We start with a simple and most tough question of all times – Why is Website Slow –
– Slow mysql query (too many queries. MySql out of capacity). Vertical Scaling took a hit.
– Scale out by Master and Slave Conf. Master – write and Slave – Read. Distribute read load.
– They had a separated all critical write and read from non-critical read. Like when order is placed it’s written to master. When the order confirmation page is loaded but if the slave db has not been updated it would create an issue. So this is a critical read. These kind of critical read has been separated in the data layer so that in case in case the master to slave replication is slow the important details are still shown to the user.
– Lot of queries for analytics purposes added a lot of load to the slave(read only) db.
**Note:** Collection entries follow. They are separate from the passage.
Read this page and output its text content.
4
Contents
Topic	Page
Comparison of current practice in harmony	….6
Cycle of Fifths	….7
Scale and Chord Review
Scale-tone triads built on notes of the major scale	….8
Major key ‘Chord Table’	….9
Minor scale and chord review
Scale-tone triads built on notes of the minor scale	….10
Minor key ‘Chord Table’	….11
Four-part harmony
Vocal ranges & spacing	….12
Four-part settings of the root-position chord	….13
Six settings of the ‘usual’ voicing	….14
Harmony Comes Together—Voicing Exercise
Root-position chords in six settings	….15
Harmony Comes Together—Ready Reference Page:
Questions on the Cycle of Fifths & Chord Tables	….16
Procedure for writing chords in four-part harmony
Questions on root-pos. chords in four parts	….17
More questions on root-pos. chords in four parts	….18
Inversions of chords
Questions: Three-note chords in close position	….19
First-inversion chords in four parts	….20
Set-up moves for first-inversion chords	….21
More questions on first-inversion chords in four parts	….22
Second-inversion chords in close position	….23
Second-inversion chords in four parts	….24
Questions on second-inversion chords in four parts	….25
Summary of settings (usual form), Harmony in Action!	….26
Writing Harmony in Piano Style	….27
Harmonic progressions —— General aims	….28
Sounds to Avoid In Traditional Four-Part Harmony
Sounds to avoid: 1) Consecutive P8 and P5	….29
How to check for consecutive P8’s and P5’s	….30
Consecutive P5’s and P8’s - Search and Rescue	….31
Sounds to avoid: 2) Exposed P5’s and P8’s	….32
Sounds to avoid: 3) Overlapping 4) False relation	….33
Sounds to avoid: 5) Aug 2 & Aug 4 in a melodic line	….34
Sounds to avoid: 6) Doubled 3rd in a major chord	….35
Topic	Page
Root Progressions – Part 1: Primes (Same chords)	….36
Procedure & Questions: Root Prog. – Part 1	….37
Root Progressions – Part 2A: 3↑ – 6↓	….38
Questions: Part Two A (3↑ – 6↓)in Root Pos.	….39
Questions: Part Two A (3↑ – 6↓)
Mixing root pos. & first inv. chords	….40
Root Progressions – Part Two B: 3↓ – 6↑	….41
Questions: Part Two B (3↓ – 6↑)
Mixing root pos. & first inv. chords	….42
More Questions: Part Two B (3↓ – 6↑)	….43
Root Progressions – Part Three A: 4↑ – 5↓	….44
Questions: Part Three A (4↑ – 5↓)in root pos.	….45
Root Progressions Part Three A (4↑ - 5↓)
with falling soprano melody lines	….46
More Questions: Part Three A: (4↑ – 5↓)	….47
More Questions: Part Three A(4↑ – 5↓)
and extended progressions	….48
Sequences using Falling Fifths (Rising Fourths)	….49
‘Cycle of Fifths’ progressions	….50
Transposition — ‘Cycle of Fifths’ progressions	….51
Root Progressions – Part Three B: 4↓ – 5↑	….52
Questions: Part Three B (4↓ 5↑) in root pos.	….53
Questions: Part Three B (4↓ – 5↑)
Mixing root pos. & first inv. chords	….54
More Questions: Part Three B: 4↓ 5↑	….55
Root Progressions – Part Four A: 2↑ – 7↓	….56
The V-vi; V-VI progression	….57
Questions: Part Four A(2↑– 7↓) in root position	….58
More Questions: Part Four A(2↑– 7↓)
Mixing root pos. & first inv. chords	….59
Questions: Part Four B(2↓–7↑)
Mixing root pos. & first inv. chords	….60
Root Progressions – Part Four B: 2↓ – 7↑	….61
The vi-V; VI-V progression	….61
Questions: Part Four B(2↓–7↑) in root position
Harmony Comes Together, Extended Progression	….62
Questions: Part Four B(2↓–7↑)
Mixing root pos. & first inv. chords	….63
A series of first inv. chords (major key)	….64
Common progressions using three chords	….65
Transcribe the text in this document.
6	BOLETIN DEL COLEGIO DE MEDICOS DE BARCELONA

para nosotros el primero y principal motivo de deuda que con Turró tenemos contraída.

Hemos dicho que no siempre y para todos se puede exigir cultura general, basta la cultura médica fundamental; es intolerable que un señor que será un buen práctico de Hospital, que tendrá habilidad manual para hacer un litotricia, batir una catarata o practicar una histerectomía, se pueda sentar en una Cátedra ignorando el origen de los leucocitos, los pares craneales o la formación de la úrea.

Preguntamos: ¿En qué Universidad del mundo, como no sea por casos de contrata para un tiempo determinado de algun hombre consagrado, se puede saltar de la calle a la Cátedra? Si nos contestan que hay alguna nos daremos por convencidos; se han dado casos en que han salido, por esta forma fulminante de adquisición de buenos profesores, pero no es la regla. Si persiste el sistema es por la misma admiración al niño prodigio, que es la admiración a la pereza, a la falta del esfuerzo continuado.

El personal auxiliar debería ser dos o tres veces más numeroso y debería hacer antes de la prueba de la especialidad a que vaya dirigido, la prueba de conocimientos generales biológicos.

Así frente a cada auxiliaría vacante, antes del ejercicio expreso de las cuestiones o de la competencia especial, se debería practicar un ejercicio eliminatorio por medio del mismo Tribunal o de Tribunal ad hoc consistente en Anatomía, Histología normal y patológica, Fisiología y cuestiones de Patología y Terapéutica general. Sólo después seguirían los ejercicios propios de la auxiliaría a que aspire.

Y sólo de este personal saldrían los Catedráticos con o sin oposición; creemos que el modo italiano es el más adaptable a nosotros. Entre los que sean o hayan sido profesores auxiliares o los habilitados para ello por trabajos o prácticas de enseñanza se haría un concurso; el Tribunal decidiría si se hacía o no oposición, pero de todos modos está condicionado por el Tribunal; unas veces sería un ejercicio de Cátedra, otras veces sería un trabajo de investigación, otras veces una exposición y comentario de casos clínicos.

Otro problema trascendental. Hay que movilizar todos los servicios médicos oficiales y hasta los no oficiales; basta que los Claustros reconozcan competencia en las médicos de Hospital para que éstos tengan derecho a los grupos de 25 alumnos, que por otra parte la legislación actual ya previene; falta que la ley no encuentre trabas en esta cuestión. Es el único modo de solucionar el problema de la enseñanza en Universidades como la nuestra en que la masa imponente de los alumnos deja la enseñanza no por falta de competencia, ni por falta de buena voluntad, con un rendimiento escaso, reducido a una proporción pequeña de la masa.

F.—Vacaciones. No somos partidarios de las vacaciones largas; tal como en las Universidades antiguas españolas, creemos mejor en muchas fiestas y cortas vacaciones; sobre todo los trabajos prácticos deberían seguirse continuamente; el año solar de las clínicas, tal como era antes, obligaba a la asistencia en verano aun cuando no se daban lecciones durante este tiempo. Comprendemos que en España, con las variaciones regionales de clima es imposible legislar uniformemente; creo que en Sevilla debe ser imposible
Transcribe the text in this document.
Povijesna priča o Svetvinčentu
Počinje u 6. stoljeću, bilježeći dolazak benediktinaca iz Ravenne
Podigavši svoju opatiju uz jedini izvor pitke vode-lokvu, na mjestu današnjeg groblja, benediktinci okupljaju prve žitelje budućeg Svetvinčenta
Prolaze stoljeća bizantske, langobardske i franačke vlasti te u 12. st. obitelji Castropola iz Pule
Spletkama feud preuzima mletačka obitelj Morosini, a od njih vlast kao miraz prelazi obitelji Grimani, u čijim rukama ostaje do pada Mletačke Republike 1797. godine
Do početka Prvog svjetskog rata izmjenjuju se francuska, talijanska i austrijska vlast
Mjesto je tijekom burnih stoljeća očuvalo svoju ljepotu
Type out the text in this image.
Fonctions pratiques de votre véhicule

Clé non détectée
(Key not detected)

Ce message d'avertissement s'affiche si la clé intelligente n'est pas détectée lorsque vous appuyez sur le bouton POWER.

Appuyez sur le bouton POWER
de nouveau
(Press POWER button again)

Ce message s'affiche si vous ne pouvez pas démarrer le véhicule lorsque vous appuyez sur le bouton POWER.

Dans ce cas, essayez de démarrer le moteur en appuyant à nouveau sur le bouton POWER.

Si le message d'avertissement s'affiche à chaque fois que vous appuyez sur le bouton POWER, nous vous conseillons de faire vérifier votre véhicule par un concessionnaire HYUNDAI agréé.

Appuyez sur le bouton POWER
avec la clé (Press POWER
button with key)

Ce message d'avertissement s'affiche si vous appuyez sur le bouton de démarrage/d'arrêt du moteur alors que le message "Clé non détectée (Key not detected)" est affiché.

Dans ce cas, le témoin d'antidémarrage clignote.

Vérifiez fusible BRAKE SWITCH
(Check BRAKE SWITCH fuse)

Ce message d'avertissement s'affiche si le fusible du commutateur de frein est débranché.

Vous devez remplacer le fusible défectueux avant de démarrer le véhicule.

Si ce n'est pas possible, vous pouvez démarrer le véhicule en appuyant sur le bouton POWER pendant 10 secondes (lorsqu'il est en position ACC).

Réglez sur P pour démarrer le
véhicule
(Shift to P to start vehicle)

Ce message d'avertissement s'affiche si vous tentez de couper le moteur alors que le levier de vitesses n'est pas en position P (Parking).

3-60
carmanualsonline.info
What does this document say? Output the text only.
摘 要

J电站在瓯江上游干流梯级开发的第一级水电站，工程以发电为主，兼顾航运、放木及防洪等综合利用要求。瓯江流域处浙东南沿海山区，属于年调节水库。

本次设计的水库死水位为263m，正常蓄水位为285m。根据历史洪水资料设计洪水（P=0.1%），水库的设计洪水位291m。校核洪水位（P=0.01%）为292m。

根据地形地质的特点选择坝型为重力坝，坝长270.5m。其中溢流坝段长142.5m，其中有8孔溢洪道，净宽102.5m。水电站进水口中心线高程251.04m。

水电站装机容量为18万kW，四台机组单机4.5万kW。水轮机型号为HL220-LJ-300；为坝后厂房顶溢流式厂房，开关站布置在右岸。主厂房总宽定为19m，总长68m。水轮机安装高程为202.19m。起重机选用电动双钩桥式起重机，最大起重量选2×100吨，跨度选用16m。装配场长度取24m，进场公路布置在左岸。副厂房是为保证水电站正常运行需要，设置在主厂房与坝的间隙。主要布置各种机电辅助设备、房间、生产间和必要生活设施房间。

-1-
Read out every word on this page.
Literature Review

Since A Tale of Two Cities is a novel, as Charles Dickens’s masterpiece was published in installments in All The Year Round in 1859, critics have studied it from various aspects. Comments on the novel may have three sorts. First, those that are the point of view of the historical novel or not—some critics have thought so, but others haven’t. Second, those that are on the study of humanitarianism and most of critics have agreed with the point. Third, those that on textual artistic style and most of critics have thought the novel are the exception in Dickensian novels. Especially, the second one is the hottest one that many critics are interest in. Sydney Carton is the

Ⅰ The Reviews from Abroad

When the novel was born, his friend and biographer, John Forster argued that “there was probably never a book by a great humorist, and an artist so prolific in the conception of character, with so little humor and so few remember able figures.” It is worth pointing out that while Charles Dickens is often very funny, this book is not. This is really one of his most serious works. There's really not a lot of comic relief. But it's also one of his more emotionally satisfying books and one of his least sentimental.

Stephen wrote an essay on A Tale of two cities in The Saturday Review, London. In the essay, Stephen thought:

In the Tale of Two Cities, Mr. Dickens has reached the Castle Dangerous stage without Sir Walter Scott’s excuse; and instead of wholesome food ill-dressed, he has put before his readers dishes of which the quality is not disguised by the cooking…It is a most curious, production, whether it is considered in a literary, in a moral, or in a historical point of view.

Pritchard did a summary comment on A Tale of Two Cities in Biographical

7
So separate server for analytical purpose. This also allows us to tweak this db for read by using MYISAM storage engine as it’s more suited for read. Added separate index that was not required on prod db. So we should always separate the user facing db and analytical db.
– Started moving towards Service Oriented Architecture
– Website was again slow. So added a lot of logging data – to monitor memory and time. These logging started taking a toll on website performance. All the response were being written to a single file. As the number of concurrent users grew the write increased. As such all process would try to write to the same file, causing many process to wait till they got hold of the file. This is because of the way PHP works. Only one process could write to a file, as such other process would have to wait. (Currently at Perk we use LogStash to logging).
– Since they moved to a SOA they needed to connect to a number of services like 5 to 10 for each request. PHP does not support multi threading and does not allows to maintain a thread poll. So for each request we had to create new connection which were serially (no multi-threading).
– For logging issues they wrote a Java middleware for logging. PHP would hand over the logging data to the Java Process which they handle. PHP process is not blocked because of logging.
– They deploy new features only to 10% of the users and then they monitor the metric. If there’s a drastic change then there might be issues.
– They use APC cache. They have issues with cache invalidation.
– They were using Thrift for serialization and de-serialization. Now at this point we need to always consider that the speed of serialization and de-serialization. Like PHP native serialization and de-serialization will be faster( as expected).
– They started using memcache. They would serialization the object and save it.
Now in case of a cache miss, they had to do a n/w call to fetch the data for the prodoct (from CMS) and then de-serialize and serialize it. They added more complexity.
So they were facing the issue of cache invalidation. To handle this, they set the ttl of each object as infinite and would expire it only when the object got update from CMS.
– They had a notification service which would indicate as to which object has been updated. These service had a number of endpoint to invalidate and update the cache.
What happens in case of failure of the notification service(the object would never be updated). They notification service handled the failure gracefully. They would retry in case of failure for specified number of time and after that raise an issue(can be handled any way we want – may be db or a send out an email)
– TIMEOUT….set TIMEOUT for all service call.
– Load page async via ajax call. Like for loading the recommendation for home page or on a product page, we can load the product details first. Once that’s done, do an ajax call to load the non-critical data like recommendation. Improves the user experience.